Formula1, Sebastian Vettel: “Quanto mi manca Michael Schumacher”

Michael Schumacher e Sebastian Vettel
Michael Schumacher e Sebastian Vettel (getty images)

Sebastian Vettel con l’approdo alla Ferrari ha realizzato un sogno che aveva sin da bambino, quando poco più di quindici anni fa guardava in tv le imprese epiche del suo beniamino Michael Schumacher. A distanza di anni il pluricampione tedesco, come confessa in un’intervista al ‘Telegraph‘, non è più al di fuori dei cancelli di Maranello nella speranza di intravedere Schumi, ma è all’interno della storica sede Ferrari e il suo pensiero è sempre rivolto al suo connazionale, soprattutto dopo l’incidente sugli sci che lo costringe ad una lunga e difficile riabilitazione.
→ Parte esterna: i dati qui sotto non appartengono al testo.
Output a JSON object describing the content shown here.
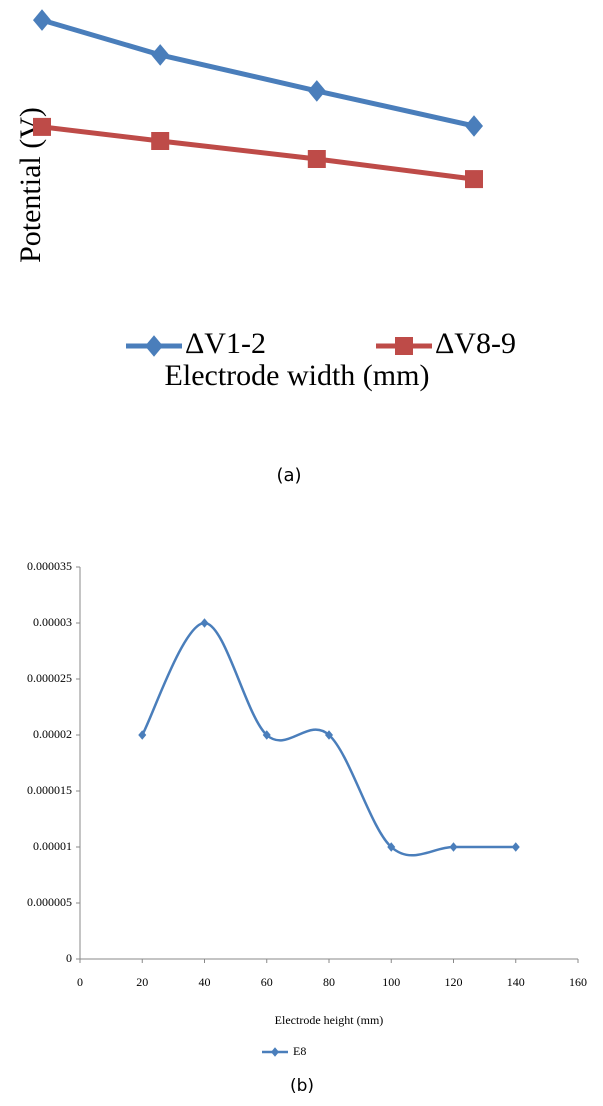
{
  "chart_data": [
    {
      "type": "line",
      "ylabel": "Potential (V)",
      "xlabel": "Electrode  width (mm)",
      "caption": "(a)",
      "xlim": [
        0,
        10
      ],
      "ylim": [
        0,
        10
      ],
      "x": [
        0.7,
        2.67,
        5.28,
        7.9
      ],
      "legend": "bottom",
      "series": [
        {
          "name": "ΔV1-2",
          "color": "#4a7ebb",
          "marker": "diamond",
          "values": [
            9.33,
            8.17,
            6.97,
            5.8
          ]
        },
        {
          "name": "ΔV8-9",
          "color": "#be4b48",
          "marker": "square",
          "values": [
            5.77,
            5.3,
            4.7,
            4.03
          ]
        }
      ]
    },
    {
      "type": "line",
      "smooth": true,
      "xlabel": "Electrode height (mm)",
      "caption": "(b)",
      "xlim": [
        0,
        160
      ],
      "xticks": [
        0,
        20,
        40,
        60,
        80,
        100,
        120,
        140,
        160
      ],
      "ylim": [
        0,
        3.5e-05
      ],
      "yticks": [
        0,
        5e-06,
        1e-05,
        1.5e-05,
        2e-05,
        2.5e-05,
        3e-05,
        3.5e-05
      ],
      "x": [
        20,
        40,
        60,
        80,
        100,
        120,
        140
      ],
      "legend": "bottom",
      "series": [
        {
          "name": "E8",
          "color": "#4a7ebb",
          "marker": "diamond",
          "values": [
            2e-05,
            3e-05,
            2e-05,
            2e-05,
            1e-05,
            1e-05,
            1e-05
          ]
        }
      ]
    }
  ]
}
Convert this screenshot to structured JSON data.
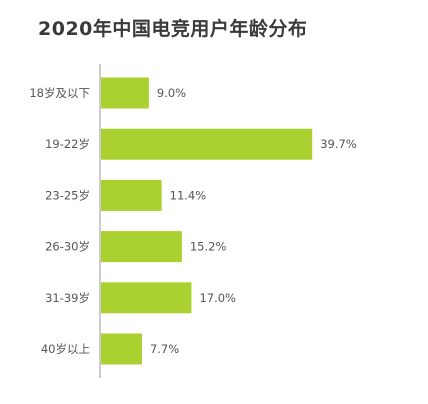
{
  "chart_data": {
    "type": "bar",
    "orientation": "horizontal",
    "title": "2020年中国电竞用户年龄分布",
    "categories": [
      "18岁及以下",
      "19-22岁",
      "23-25岁",
      "26-30岁",
      "31-39岁",
      "40岁以上"
    ],
    "values": [
      9.0,
      39.7,
      11.4,
      15.2,
      17.0,
      7.7
    ],
    "value_labels": [
      "9.0%",
      "39.7%",
      "11.4%",
      "15.2%",
      "17.0%",
      "7.7%"
    ],
    "xlim": [
      0,
      40
    ],
    "xlabel": "",
    "ylabel": "",
    "grid": false,
    "bar_color": "#aad12f",
    "axis_color": "#999999"
  }
}
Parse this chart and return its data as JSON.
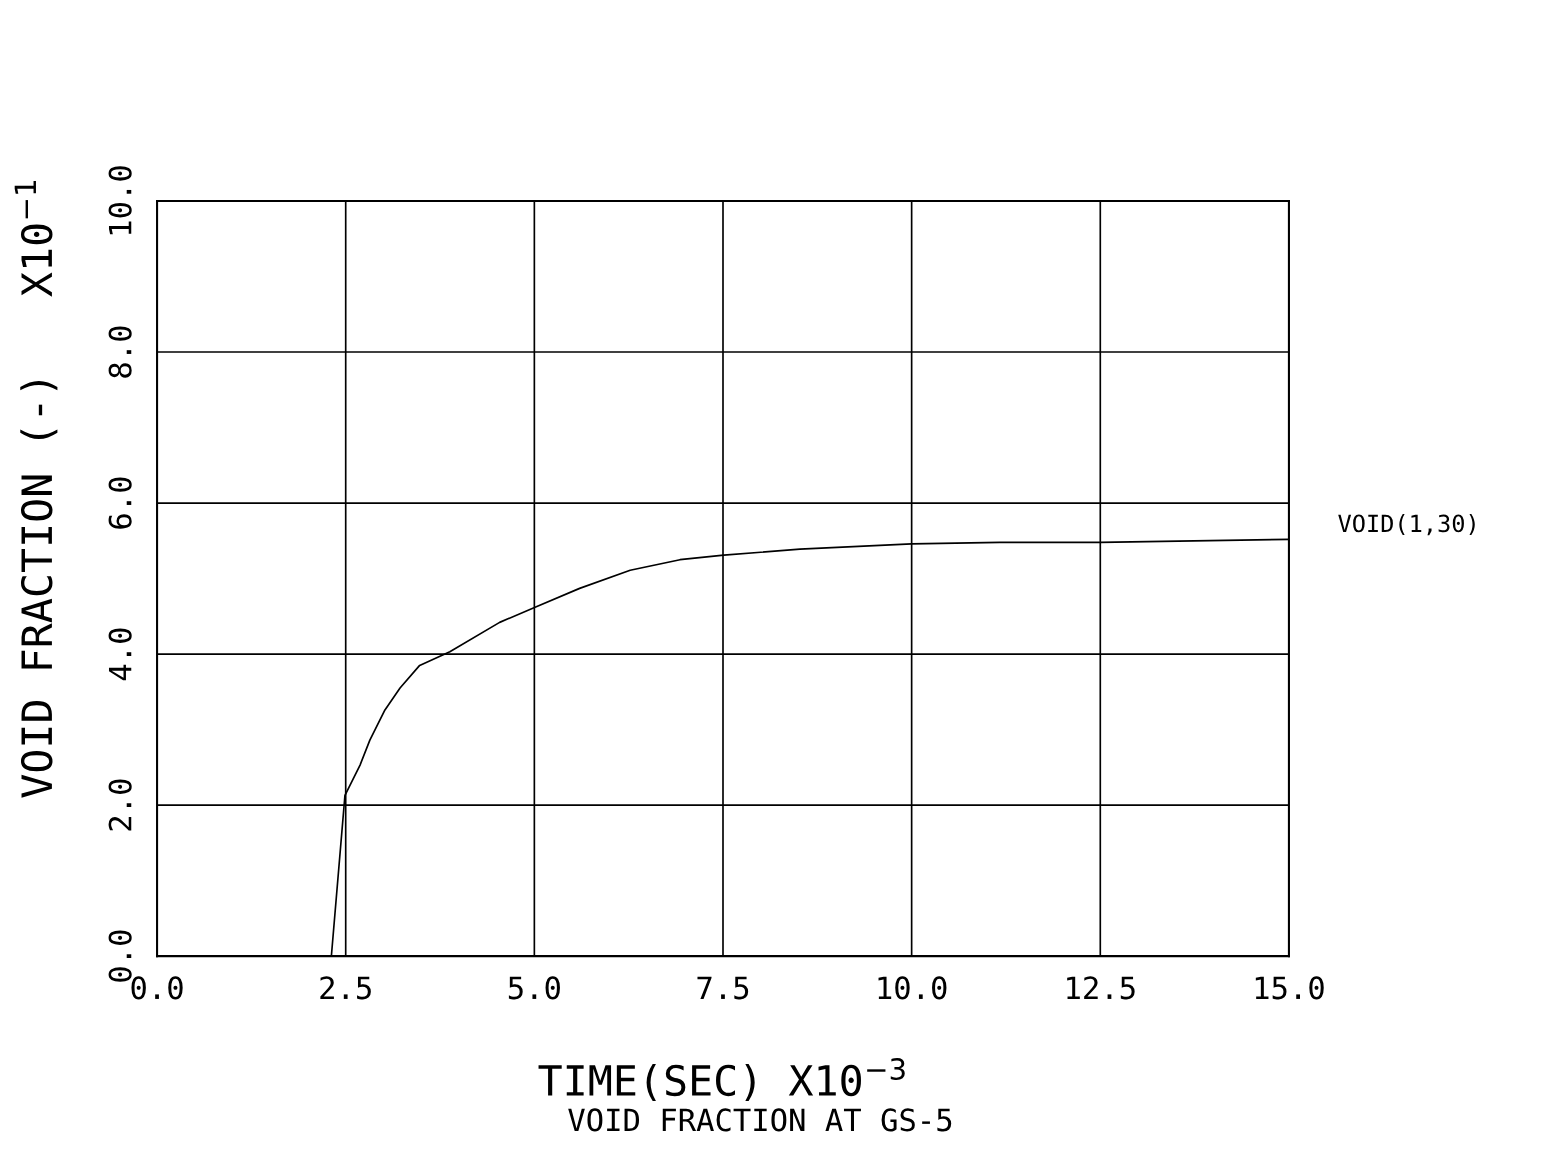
{
  "chart_data": {
    "type": "line",
    "title": "VOID FRACTION AT GS-5",
    "xlabel": "TIME(SEC) X10$^{−3}$",
    "ylabel": "VOID FRACTION (-)   X10$^{−1}$",
    "series": [
      {
        "name": "VOID(1,30)",
        "color": "#000000",
        "x": [
          0.0,
          2.31,
          2.49,
          2.69,
          2.82,
          3.02,
          3.22,
          3.48,
          3.88,
          4.54,
          5.01,
          5.6,
          6.27,
          6.93,
          7.51,
          8.52,
          10.0,
          11.17,
          12.5,
          15.0
        ],
        "values": [
          0.0,
          0.0,
          2.13,
          2.53,
          2.86,
          3.26,
          3.55,
          3.85,
          4.03,
          4.42,
          4.62,
          4.87,
          5.11,
          5.25,
          5.31,
          5.39,
          5.46,
          5.48,
          5.48,
          5.52
        ]
      }
    ],
    "xlim": [
      0,
      15
    ],
    "ylim": [
      0,
      10
    ],
    "xticks": [
      {
        "value": 0,
        "label": "0.0"
      },
      {
        "value": 2.5,
        "label": "2.5"
      },
      {
        "value": 5,
        "label": "5.0"
      },
      {
        "value": 7.5,
        "label": "7.5"
      },
      {
        "value": 10,
        "label": "10.0"
      },
      {
        "value": 12.5,
        "label": "12.5"
      },
      {
        "value": 15,
        "label": "15.0"
      }
    ],
    "yticks": [
      {
        "value": 0,
        "label": "0.0"
      },
      {
        "value": 2,
        "label": "2.0"
      },
      {
        "value": 4,
        "label": "4.0"
      },
      {
        "value": 6,
        "label": "6.0"
      },
      {
        "value": 8,
        "label": "8.0"
      },
      {
        "value": 10,
        "label": "10.0"
      }
    ],
    "grid": true,
    "line_style": "solid",
    "marker": "none",
    "legend": false
  }
}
Il driver di Heppenheim non ha mai nascosto che la scelta di passare dalla Red Bull al team italiano dopo quattro titoli iridati sia stato in parte condizionato dal consiglio di Sabine Kehm, la portavoce ufficiale di casa Schumacher. “Proprio perché la decisione è stata così difficile, mi sarebbe piaciuto parlare con Michael“, ha confessato Vettel. “Avevo parlato con lui di questo molte volte in passato. Alcune volte scherzando, altre in modo serio. Mi è mancato molto tutto ciò, semplicemente perché sapevo che mi avrebbe detto la verità su quello che pensava. La sincerità con cui mi ha dato consigli negli anni è probabilmente la cosa più speciale”.

Adesso Sebastian Vettel coltiva il sogno di riportare la Ferrari sulla vetta del mondo e tentare l’assalto al titolo iridato, nel minor tempo possibile, cercando di ripetere quanto fatto da Michael Schumacher seppur in misura ridotta… “Dobbiamo ricordarci da dove veniamo e che c’è un sacco di lavoro da fare. Ma se per qualsiasi motivo c’è una possibilità di puntare al Mondiale dobbiamo coglierla”.